Шейн мрачно рассмеялся:
– Это были бы не лучшие дни в году.
– Не перестаешь думать об этом,- заметил Питер.- Почему ты так уверен, что не хочешь этим заниматься?
– Пытаюсь объяснить тебе с того момента, как вы меня похитили,- сказал Шейн.- Ты из тех, кто не умеет слушать. Вы не знаете алаагов. А я знаю. И по незнанию будете обманывать себя, что у вас есть какой-то шанс с этим вашим Сопротивлением. Я-то знаю лучше. Они тысячелетиями захватывают власть на планетах вроде нашей, превращая местное население в рабов. Вы думаете, наша планета - первая, захваченная ими? Нет ничего такого, что вы могли бы придумать для нападения на них, чего бы они не видели раньше и не знали, как с этим управиться. Но даже придумай вы что-то новое, вам не победить.
– Почему же?
– Потому что они те, кем себя считают,- прирожденные завоеватели, которых невозможно победить или покорить. Вам не удастся под пыткой выведать у алаага информацию. Вы не сможете направить на кого-то из них - даже не защищенного доспехами - оружие и заставить его отступить или сдаться. Все, что вам удастся,- это убить его, если повезет. Но они располагают такой силой, такой военной мощью, что это средство сработает, только если вы убьете их всех одновременно. Если спасется даже один и предупредит остальных, вы пропали.
– Почему?
– Потому что таким образом любой из них может сделать себя неуязвимым, а потом постепенно сметать с лица Земли целые города и регионы, один за другим, до тех пор, пока оставшиеся люди не станут пресмыкаться перед вами и другими, сражающимися с алаагами, чтобы только прекратить убийства.
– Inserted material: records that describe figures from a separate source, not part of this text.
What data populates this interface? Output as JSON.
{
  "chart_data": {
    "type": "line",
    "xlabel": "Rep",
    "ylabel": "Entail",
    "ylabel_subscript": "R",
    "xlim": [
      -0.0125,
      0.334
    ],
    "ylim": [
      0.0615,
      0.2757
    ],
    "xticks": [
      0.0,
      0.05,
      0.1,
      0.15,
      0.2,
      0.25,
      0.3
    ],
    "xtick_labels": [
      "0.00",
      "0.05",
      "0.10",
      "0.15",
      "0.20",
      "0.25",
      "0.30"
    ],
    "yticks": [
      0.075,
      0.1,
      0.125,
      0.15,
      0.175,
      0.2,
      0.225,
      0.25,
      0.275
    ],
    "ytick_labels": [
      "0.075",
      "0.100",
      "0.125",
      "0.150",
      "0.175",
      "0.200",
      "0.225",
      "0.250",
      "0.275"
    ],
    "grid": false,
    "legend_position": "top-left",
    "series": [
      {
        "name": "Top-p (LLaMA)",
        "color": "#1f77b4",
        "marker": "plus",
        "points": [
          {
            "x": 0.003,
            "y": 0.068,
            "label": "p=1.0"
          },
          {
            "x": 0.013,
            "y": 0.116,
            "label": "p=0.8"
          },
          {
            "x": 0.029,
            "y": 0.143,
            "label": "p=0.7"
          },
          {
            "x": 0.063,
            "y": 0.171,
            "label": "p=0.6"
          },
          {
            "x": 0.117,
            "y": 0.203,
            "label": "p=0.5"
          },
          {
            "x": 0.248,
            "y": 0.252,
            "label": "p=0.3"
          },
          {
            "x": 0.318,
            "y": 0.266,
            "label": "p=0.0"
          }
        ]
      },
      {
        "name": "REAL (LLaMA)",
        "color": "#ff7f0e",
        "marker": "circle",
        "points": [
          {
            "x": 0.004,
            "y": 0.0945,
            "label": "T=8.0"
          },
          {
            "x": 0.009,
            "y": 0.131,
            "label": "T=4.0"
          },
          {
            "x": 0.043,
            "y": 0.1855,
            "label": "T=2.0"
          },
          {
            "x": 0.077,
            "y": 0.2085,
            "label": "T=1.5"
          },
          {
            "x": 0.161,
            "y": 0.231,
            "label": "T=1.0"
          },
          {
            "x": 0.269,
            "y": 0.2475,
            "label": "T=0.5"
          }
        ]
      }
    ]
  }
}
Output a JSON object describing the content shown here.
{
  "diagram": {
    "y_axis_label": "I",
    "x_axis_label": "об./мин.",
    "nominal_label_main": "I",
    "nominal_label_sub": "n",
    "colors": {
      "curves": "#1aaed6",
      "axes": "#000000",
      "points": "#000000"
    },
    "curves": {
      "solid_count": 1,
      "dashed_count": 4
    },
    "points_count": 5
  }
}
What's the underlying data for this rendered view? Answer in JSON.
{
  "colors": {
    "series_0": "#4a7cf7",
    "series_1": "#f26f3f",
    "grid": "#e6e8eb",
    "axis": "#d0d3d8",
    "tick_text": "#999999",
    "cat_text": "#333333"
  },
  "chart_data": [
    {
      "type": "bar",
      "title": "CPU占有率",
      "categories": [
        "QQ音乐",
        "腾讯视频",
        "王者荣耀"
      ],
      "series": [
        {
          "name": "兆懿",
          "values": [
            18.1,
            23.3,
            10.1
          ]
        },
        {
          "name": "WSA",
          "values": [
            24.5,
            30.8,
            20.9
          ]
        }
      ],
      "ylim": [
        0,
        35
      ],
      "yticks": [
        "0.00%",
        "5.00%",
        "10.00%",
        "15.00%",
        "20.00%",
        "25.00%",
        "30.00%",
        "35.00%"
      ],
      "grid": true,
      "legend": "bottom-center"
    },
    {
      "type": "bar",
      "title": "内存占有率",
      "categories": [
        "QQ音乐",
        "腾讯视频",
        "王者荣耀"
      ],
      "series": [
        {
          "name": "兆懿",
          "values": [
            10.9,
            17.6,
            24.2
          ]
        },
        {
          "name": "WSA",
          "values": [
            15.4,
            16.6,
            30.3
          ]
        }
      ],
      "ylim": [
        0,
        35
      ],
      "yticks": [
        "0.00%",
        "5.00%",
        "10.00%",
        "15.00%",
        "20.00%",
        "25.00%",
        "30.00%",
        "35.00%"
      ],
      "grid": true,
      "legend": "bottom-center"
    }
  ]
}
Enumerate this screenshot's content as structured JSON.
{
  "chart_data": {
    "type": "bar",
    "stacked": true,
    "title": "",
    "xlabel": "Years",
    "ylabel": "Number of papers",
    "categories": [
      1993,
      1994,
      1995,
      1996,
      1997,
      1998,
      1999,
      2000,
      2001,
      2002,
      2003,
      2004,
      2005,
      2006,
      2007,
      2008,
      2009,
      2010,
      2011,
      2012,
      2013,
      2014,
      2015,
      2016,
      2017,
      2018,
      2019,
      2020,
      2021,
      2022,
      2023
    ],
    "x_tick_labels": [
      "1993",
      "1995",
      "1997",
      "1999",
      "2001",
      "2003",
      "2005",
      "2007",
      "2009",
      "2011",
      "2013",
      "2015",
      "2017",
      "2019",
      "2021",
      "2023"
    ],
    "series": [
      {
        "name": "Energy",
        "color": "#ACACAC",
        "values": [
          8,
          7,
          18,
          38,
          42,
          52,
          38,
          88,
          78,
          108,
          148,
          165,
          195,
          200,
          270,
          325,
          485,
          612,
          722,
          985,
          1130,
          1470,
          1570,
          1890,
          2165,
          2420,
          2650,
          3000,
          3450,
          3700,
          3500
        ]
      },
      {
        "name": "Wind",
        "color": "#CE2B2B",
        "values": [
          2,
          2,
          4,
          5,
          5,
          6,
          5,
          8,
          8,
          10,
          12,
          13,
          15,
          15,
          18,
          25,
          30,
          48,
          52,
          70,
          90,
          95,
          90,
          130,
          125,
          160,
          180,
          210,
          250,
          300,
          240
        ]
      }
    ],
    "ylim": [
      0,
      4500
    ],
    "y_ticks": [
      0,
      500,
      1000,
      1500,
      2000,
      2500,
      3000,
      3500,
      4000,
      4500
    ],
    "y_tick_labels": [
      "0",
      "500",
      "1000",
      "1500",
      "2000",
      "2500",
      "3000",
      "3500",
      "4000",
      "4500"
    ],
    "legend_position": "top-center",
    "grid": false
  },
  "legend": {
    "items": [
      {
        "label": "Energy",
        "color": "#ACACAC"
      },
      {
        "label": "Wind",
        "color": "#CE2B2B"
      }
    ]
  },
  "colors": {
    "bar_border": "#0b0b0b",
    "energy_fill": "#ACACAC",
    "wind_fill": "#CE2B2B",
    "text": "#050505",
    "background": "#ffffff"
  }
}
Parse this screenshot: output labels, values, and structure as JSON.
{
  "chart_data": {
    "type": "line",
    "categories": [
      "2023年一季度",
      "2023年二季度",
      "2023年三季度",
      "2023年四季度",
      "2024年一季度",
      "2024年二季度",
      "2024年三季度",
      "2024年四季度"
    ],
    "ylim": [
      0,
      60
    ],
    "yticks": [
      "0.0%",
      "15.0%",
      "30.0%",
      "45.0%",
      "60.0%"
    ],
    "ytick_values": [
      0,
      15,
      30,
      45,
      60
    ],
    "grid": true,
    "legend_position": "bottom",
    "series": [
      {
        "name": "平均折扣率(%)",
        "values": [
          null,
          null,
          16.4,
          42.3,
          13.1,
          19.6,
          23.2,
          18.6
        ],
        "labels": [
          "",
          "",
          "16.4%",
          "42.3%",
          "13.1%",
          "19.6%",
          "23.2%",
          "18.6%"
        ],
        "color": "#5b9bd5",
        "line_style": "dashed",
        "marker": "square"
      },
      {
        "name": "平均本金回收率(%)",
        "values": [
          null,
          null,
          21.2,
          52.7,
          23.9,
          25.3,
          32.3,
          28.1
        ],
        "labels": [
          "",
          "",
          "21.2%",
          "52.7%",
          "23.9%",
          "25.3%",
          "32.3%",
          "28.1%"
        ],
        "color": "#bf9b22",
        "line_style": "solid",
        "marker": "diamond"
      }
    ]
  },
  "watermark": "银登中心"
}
– Что сможет сделать один алааг,- спросил Питер,- если он останется последним на Земле?
– Ты ведь не думаешь, что все алааги Вселенной находятся здесь? - сказал Шейн.- Земля, даже с единственным оставшимся в живых алаагом, будет представлять всего лишь новую территорию для заселения избыточной алаагской популяции из других областей Вселенной. Через год или меньше здесь будет столько же алаагов, сколько и раньше, и результатом будет гибель людей, выжженная Земля и то, что алааги после всего установят еще более жесткую систему контроля, чтобы не допустить повторных выступлений людей вроде вас.
В машине наступило молчание. Карло завернул за следующий угол, и Шейн увидел знак у шоссе, возвещающий, что до аэропорта один километр. Тепло тела Марии проникало в его собственное, и он вдыхал резкий, чистый запах универсального мыла, которым она, должно быть, сегодня утром вымыла волосы.
– Так ты и пальцем не пошевелишь, чтобы помочь нам?
– Да,- отвечал Шейн.
Карло свернул на виадук, ведущий к дороге на аэропорт.
– Неужели никто не желает ничем помочь? - вдруг вырвалось у Марии.- Ни один человек? Совсем никто?
Шейна как будто пронзило электрическим током. Как будто в него вонзился меч, удара которого он давно ожидал и который мог, тем не менее, лишить его жизни. Этот меч резанул по его инстинктам, по древним расовым и сексуальным рефлексам, из которых возникал yowaragh. Слова были ничто, мольба - все.
На мгновение он онемел.
– Хорошо,- тихо произнес он затем.- Дайте подумать. Шейн слышал собственный голос как будто издалека.
– Вы никогда ничего не достигнете тем методом, каким действовали до сих пор,- с трудом произнес он.- Вы все делаете неправильно, потому что не понимаете алаагов. А я понимаю. Возможно, я и сказал бы вам, что надо делать,- но вы должны дать мне говорить, а не пытаться присвоить мои идеи, иначе ничего не получится. Согласны вы поступать так? А иначе это бесполезно.